In his speech, Bajwa described his country’s geoeconomic shift in terms of four “core pillars”: peace (including inside the country); non-interference in the affairs of other states; trade and connectivity within the region; and “sustainable development and prosperity through establishment of investment and economic hubs within the region.”
Early last month – in a hint that sections of the Pakistani establishment were rethinking its India policy – Bajwa had noted that Pakistan wished to “extend the hand of peace in all directions.” On February 25, India and Pakistan had issued a joint statement recommitting themselves to the informal 2003 ceasefire agreement. Reporting on the development, the Indian press noted that the joint statement was the result of considerable back channel talks between the two countries, conjecturally involving Indian National Security Advisor Ajit Doval and Khan’s Special Assistant on National Security Division and Strategic Policy Planning Moeed Yusuf.

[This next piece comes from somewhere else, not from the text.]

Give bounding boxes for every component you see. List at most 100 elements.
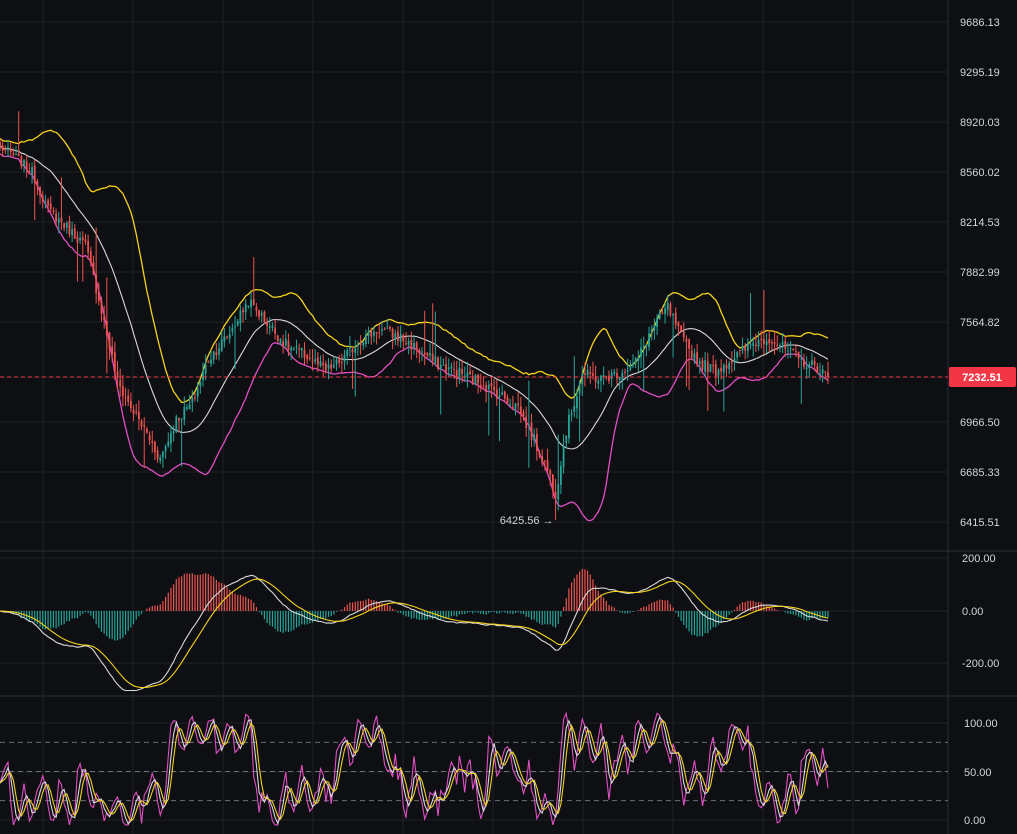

Interestingly, as an Indian Express article on Bajwa’s March 18 speech has already noted, the absence of any explicit demand from the Pakistan army chief that India restores the statehood of Jammu and Kashmir (which, in any event, is also something the Modi government has committed to on record) or the restoration of the now federally controlled territory’s autonomous status through Article 370 of the Indian constitution suggests a considerable softening of Pakistan’s stance on the matter. The newspaper also accurately assessed Bajwa’s omission of Pakistan’s traditional position that the Kashmir dispute be resolved in line with old United Nations Security Council resolution as a significant shift.
However, experts remain cautious about Bajwa’s statements, noting that they will have to matched with actions, especially when it comes to Pakistan’s support for cross-border terrorism in Afghanistan as well as India. Others note that even a single terrorist attack on Indian soil that New Delhi adjudicates to have emanated from Pakistan could shatter the fragile peace now in the making. To be sure, such an attack would be viewed by the hawkish Modi government as further evidence of Pakistan’s perfidy or duplicity.
But it also needs to be kept in mind (as I argued in a 2016 research paper), that Pakistan exhibits many hallmarks of a non-unitary state, where sections of the security establishment have worked at cross purposes in the past. It may very well be that despite Bajwa’s commitments (assuming they are sincere), others in Pakistan may seek to muddy waters when it comes to India based on their own incentives.